Period of life: 155-145 MYA
Habitat: Coastal area
Length: 60 cm
Pterodactylus (from Greek meaning “winged finger”) is a member of the Pterosauria order, Jurassic period reptiles evolved powered flight. They are divided into major types: rhamphorhynchoids and pterodactyloids. Pterodactilus belongs to the second group. The Terra-DAC-tallus inhabited regions of Germany, France and Tanzania about 155-145 million years ago.
The Pterodactylus had an unusual structure. Its head was elongated and relatively small with a long pointed beak. The crest was nearly equal to the beak length and decorated the skull top. Pterodactylus had an advanced brain and cerebellum.
To ensure flight freedom and maneuverability, the Pterodactylus skeletal system included various hollow bones.

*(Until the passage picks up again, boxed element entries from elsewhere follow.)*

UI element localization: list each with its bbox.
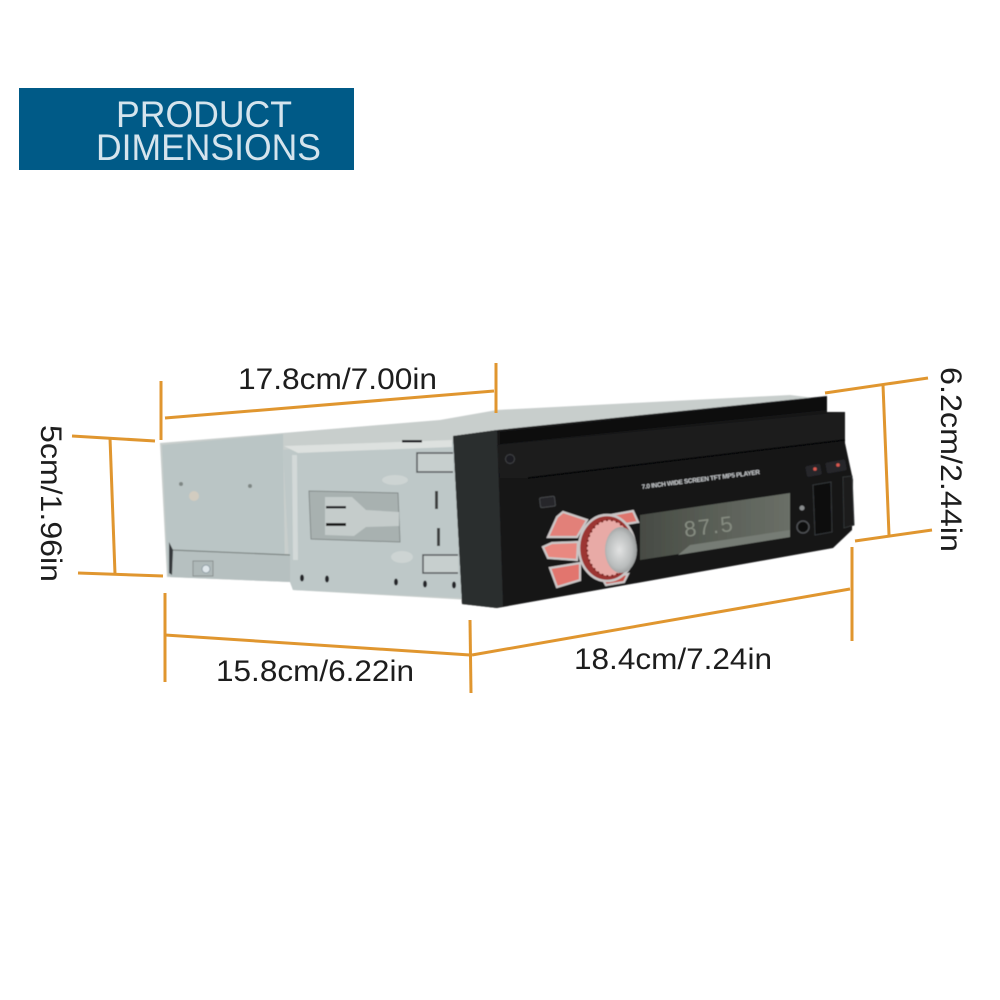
title banner — [19, 88, 354, 170]
black faceplate — [453, 396, 853, 608]
dimension: bottom depth — [165, 593, 471, 693]
dimension: left height — [72, 436, 163, 576]
product photo: car stereo — [160, 395, 854, 608]
label: 17.8cm: 17.8cm/7.00in — [238, 363, 437, 396]
chassis cut-out bracket — [309, 491, 400, 542]
title text: PRODUCT — [116, 94, 292, 135]
metal chassis — [160, 395, 815, 600]
title text: DIMENSIONS — [96, 127, 321, 168]
label: 6.2cm: 6.2cm/2.44in — [934, 367, 967, 552]
label: 18.4cm: 18.4cm/7.24in — [574, 643, 772, 676]
small buttons — [539, 459, 854, 535]
volume knob — [579, 515, 637, 581]
dimension: right height — [825, 378, 932, 541]
dimension: top length — [161, 363, 496, 440]
red control buttons — [543, 511, 638, 587]
label: 5cm: 5cm/1.96in — [34, 425, 67, 582]
dimension lines — [72, 363, 932, 693]
title text — [96, 94, 321, 168]
dimension labels — [34, 363, 967, 688]
dimension: bottom width — [472, 547, 852, 655]
LCD display — [640, 493, 790, 560]
model label: 7.0 INCH WIDE SCREEN TFT MP5 PLAYER — [641, 469, 761, 491]
LCD display: 87.5 — [683, 511, 736, 542]
label: 15.8cm: 15.8cm/6.22in — [216, 655, 414, 688]
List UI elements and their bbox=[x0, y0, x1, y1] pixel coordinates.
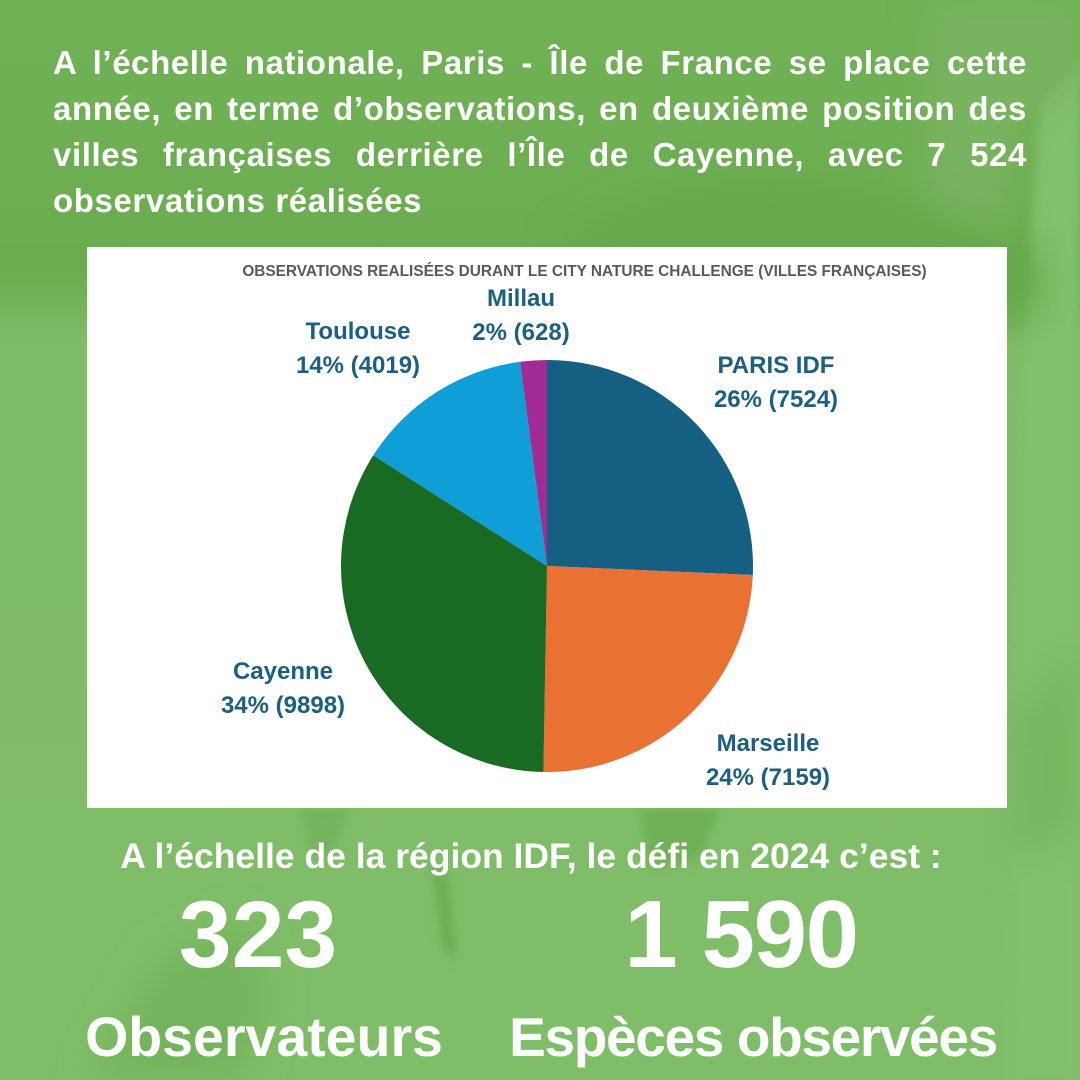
label: Paris IDF: PARIS IDF bbox=[718, 352, 834, 379]
subheading: A l’échelle de la région IDF, le défi en 2024 c’est : bbox=[120, 836, 942, 876]
label: Marseille bbox=[706, 730, 830, 791]
intro text block: villes françaises derrière l’Île de Cayenne, avec 7 524 bbox=[53, 136, 1027, 173]
label: Cayenne: 34% (9898) bbox=[221, 692, 345, 719]
intro text block bbox=[53, 44, 1027, 219]
label: Marseille: Marseille bbox=[717, 730, 819, 757]
label: Toulouse: Toulouse bbox=[306, 318, 410, 345]
stat: species count: 1 590 bbox=[624, 881, 858, 988]
panel: pie chart card bbox=[87, 247, 1007, 808]
label: Paris IDF bbox=[714, 352, 838, 413]
slice: Cayenne bbox=[341, 455, 547, 772]
slice: Toulouse bbox=[373, 362, 547, 566]
label: Millau bbox=[472, 285, 570, 346]
stat label: observers: Observateurs bbox=[85, 1006, 443, 1068]
chart title: OBSERVATIONS REALISÉES DURANT LE CITY NATURE CHALLENGE (VILLES FRANÇAISES) bbox=[242, 263, 927, 280]
slice: Marseille bbox=[543, 566, 753, 772]
intro text block: observations réalisées bbox=[53, 182, 422, 219]
slice: Paris IDF bbox=[547, 360, 753, 575]
label: Cayenne: Cayenne bbox=[233, 658, 333, 685]
label: Millau: 2% (628) bbox=[472, 319, 570, 346]
stat: observers count: 323 bbox=[179, 882, 337, 988]
label: Cayenne bbox=[221, 658, 345, 719]
label: Toulouse bbox=[296, 318, 420, 379]
stat label: species: Espèces observées bbox=[509, 1006, 997, 1068]
intro text block: A l’échelle nationale, Paris - Île de France se place cette bbox=[53, 44, 1027, 81]
label: Marseille: 24% (7159) bbox=[706, 764, 830, 791]
label: Toulouse: 14% (4019) bbox=[296, 352, 420, 379]
label: Millau: Millau bbox=[487, 285, 555, 312]
intro text block: année, en terme d’observations, en deuxième position des bbox=[53, 90, 1027, 127]
label: Paris IDF: 26% (7524) bbox=[714, 386, 838, 413]
slice: Millau bbox=[520, 360, 547, 566]
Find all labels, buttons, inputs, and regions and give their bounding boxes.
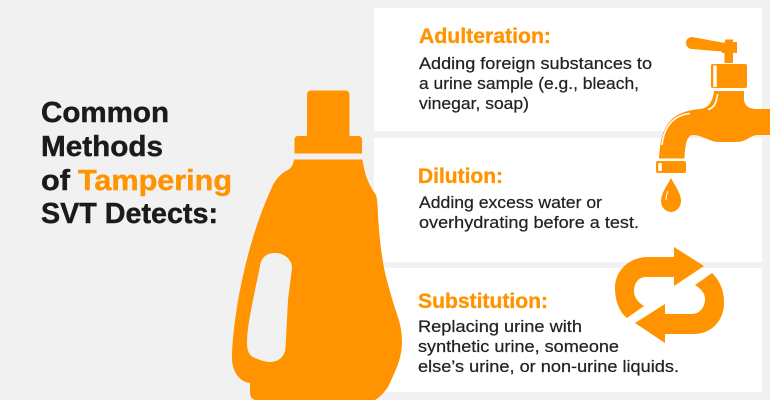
top arrow <box>615 247 704 318</box>
title: SVT Detects: <box>41 198 218 230</box>
faucet handle <box>686 37 737 63</box>
text: adulteration description: vinegar, soap) <box>419 94 529 113</box>
text: adulteration description: Adding foreign substances to <box>419 54 652 73</box>
text: adulteration description: a urine sample (e.g., bleach, <box>419 74 639 93</box>
text: substitution description: Replacing urine with <box>418 317 582 336</box>
faucet bonnet <box>711 64 747 88</box>
faucet nozzle <box>656 161 686 173</box>
text: substitution description: else’s urine, or non-urine liquids. <box>418 357 679 376</box>
text: adulteration description <box>419 54 652 113</box>
panel: dilution <box>374 138 762 262</box>
bottom arrow <box>635 273 724 343</box>
text: dilution description <box>419 193 639 232</box>
icon: substitution cycle arrows <box>615 247 724 343</box>
icon: detergent bottle <box>232 90 402 400</box>
icon: faucet <box>656 37 770 212</box>
title: of <box>41 165 70 197</box>
panel: substitution <box>374 268 762 392</box>
text: substitution description: synthetic urine, someone <box>418 337 619 356</box>
heading: dilution: Dilution: <box>418 165 503 188</box>
heading: adulteration: Adulteration: <box>419 25 551 48</box>
heading: substitution: Substitution: <box>418 290 548 313</box>
title: Common <box>41 97 169 129</box>
title <box>41 97 232 230</box>
water drop <box>661 178 681 212</box>
text: dilution description: Adding excess water or <box>419 193 602 212</box>
faucet highlights <box>660 66 718 200</box>
panel: adulteration <box>374 8 762 131</box>
text: dilution description: overhydrating before a test. <box>419 213 639 232</box>
text: substitution description <box>418 317 679 376</box>
faucet spout <box>659 91 770 158</box>
title: Tampering <box>78 165 232 197</box>
title: Methods <box>41 131 163 163</box>
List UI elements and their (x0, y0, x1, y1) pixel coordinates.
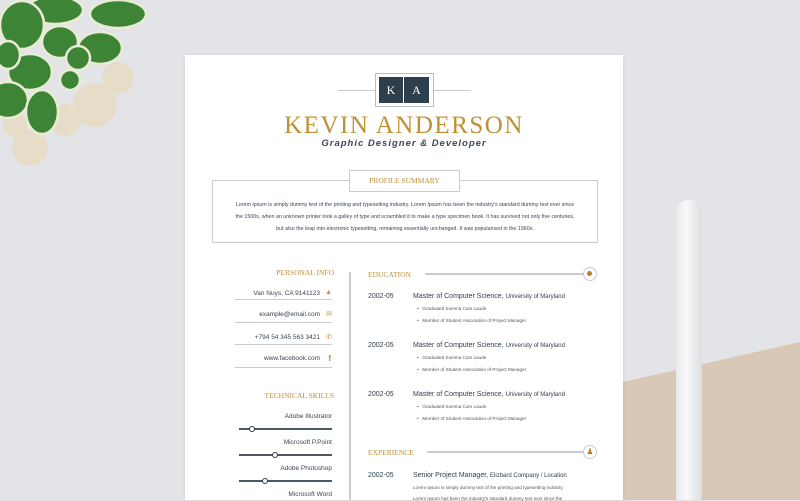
education: • Graduated Summa Cum Laude (417, 355, 486, 360)
plant decoration (0, 0, 148, 166)
education: 2002-05 (368, 391, 394, 398)
personal info: ✉ (326, 311, 332, 318)
personal info: www.facebook.com (264, 355, 320, 362)
experience: Lorem Ipsum is simply dummy text of the printing and typesetting industry. (413, 485, 564, 490)
experience: 2002-05 (368, 472, 394, 479)
education: 2002-05 (368, 342, 394, 349)
personal info: example@email.com (259, 311, 320, 318)
education: • Member of Student Association of Project Manager (417, 367, 526, 372)
personal info: ✆ (326, 334, 332, 341)
technical skills: Adobe Illustrator (285, 413, 332, 420)
experience: EXPERIENCE (368, 448, 414, 457)
monogram: K (387, 83, 395, 97)
education: • Member of Student Association of Project Manager (417, 416, 526, 421)
profile summary (212, 180, 598, 243)
monogram (338, 73, 471, 107)
experience: Senior Project Manager, Elizbard Company / Location (413, 472, 567, 479)
experience (368, 445, 597, 501)
monogram: A (412, 83, 421, 97)
personal info: PERSONAL INFO (276, 268, 334, 277)
profile summary: Lorem Ipsum is simply dummy text of the printing and typesetting industry. Lorem Ipsum has been the industry's standard dummy text ever since (236, 202, 574, 208)
personal info: f (328, 354, 331, 363)
experience: ♟ (586, 447, 594, 456)
subtitle: Graphic Designer & Developer (321, 138, 487, 149)
personal info (235, 268, 334, 368)
personal info: +794 54 345 563 3421 (255, 334, 320, 341)
name: KEVIN ANDERSON (284, 112, 524, 139)
education: Master of Computer Science, University of Maryland (413, 391, 565, 398)
profile summary: the 1500s, when an unknown printer took a galley of type and scrambled it to make a type specimen book. It has survived not only five centuries, (236, 214, 574, 220)
education: 2002-05 (368, 293, 394, 300)
rod (676, 200, 702, 500)
personal info: Van Nuys, CA 9141123 (253, 290, 320, 297)
personal info: ▲ (325, 289, 332, 296)
experience: Lorem Ipsum has been the industry's standard dummy text ever since the (413, 496, 562, 501)
technical skills: TECHNICAL SKILLS (264, 391, 334, 400)
education: • Member of Student Association of Project Manager (417, 318, 526, 323)
technical skills: Microsoft P.Point (284, 439, 332, 446)
education: Master of Computer Science, University of Maryland (413, 342, 565, 349)
divider (349, 272, 351, 500)
education: • Graduated Summa Cum Laude (417, 404, 486, 409)
technical skills: Microsoft Word (288, 491, 332, 498)
technical skills: Adobe Photoshop (280, 465, 332, 472)
education: EDUCATION (368, 270, 411, 279)
education: • Graduated Summa Cum Laude (417, 306, 486, 311)
technical skills (239, 391, 334, 498)
profile summary: PROFILE SUMMARY (369, 176, 440, 185)
resume paper (185, 55, 623, 500)
profile summary: but also the leap into electronic typesetting, remaining essentially unchanged. It was popularised in the 1960s. (276, 226, 534, 232)
education: Master of Computer Science, University of Maryland (413, 293, 565, 300)
education (368, 267, 597, 421)
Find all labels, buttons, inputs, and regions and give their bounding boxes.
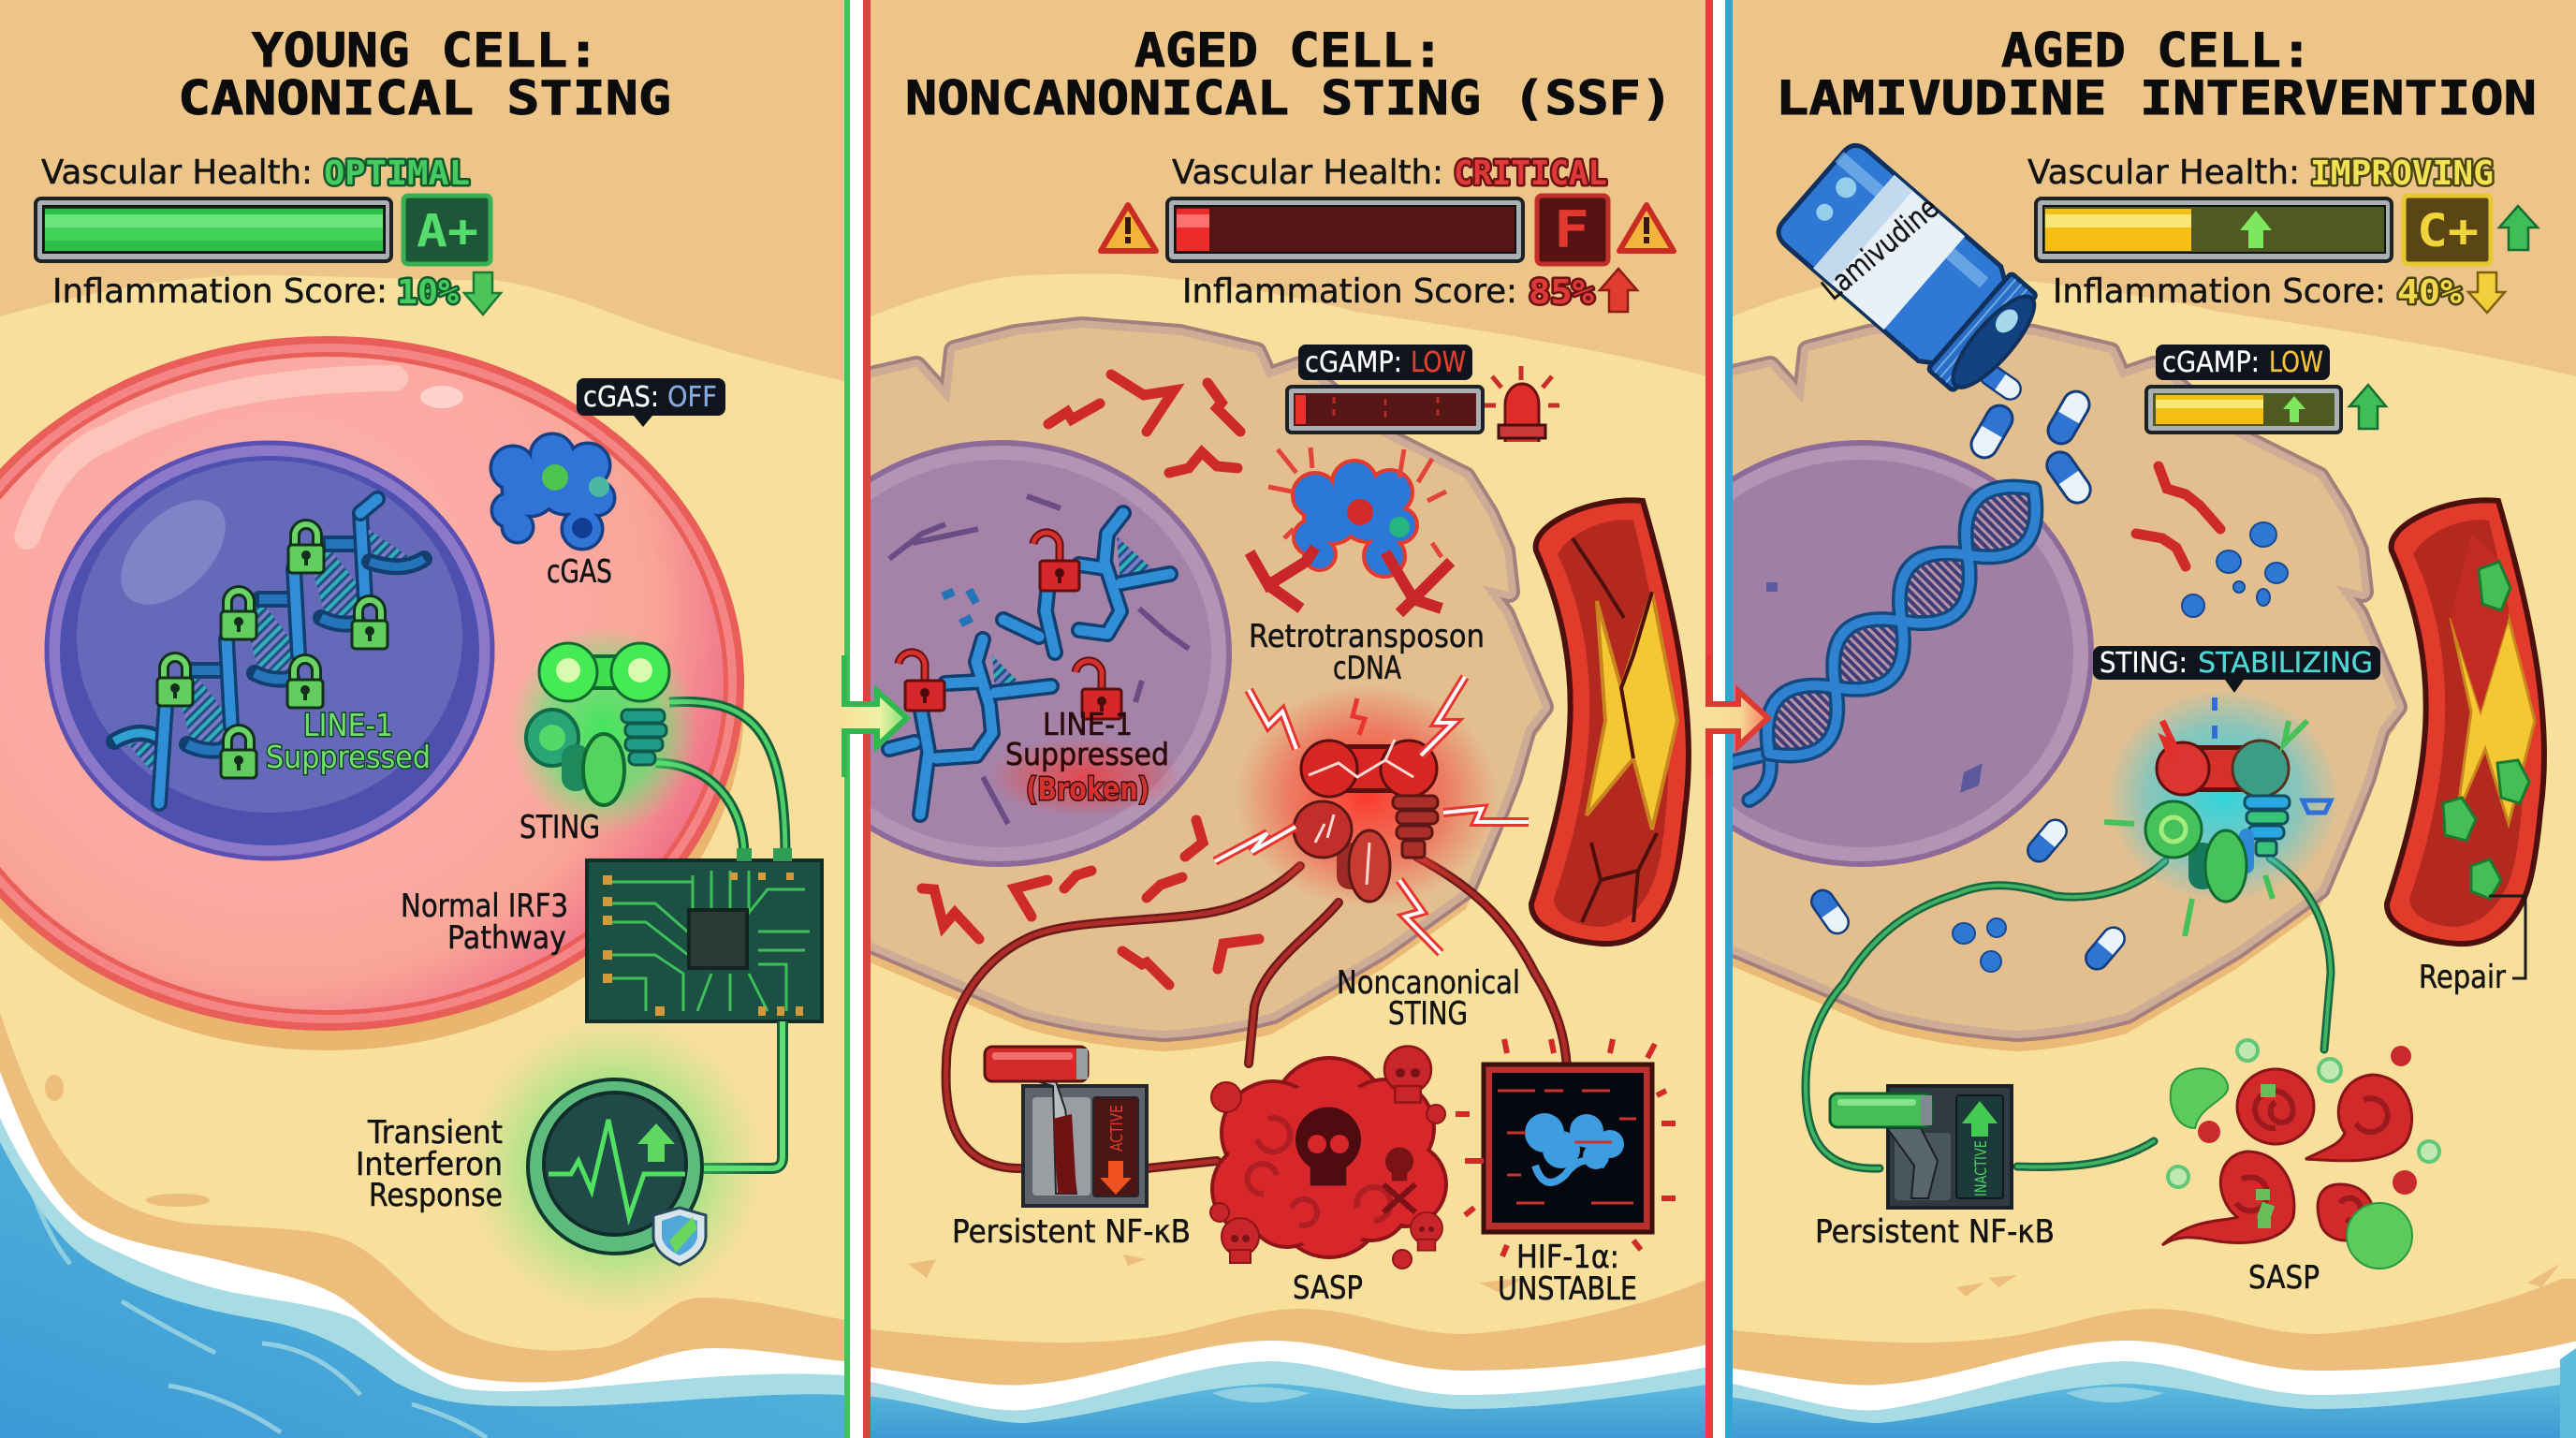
arrow: health up xyxy=(2499,206,2538,250)
tooltip: cGAMP low: cGAMP: xyxy=(1305,346,1402,379)
label: Normal IRF3 Pathway: Pathway xyxy=(447,919,566,957)
icon: SASP dissolving swirls xyxy=(2162,1040,2439,1269)
icon: interferon heartbeat monitor xyxy=(475,1022,756,1307)
label: Noncanonical STING: STING xyxy=(1388,995,1468,1033)
icon: STING active xyxy=(510,625,697,835)
health bar: full green xyxy=(36,198,391,261)
status: vascular health critical: CRITICAL xyxy=(1454,154,1607,193)
label: SASP: SASP xyxy=(2248,1259,2320,1297)
icon: STING stabilizing xyxy=(2104,688,2340,936)
tooltip: cGAS OFF: OFF xyxy=(667,381,717,414)
intact DNA helix xyxy=(1713,465,2057,810)
label: STING: STING xyxy=(520,809,600,846)
status: inflammation score 10%: Inflammation Score: xyxy=(52,272,388,311)
icon: NF-kB lever inactive: INACTIVE xyxy=(1972,1140,1991,1196)
panel: aged cell noncanonical STING xyxy=(871,0,1705,1438)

Four forelimb digits: one long with several phalanges served as wing support, and three small ones which would have made the reptile an effective climber of rock and branches. The membranous wing stretched from its elongated fourth finger to its hind limb resembling a BASE jumping suit.
Pterodactylus dwelt in rookeries and roosted along the coastlines. They spent a night on the tree branches and in the morning jumped from a height so that it could open out the wings upwind, because they were unable to take off. Their diet included fish and insects.
Pterodactylus evolved to be of many sizes. They varied from pigeon size up to the 12 metres wingspan creature named Quetzalcoatlus. This reptile was covered with fluffy fur protecting it against the cold nights.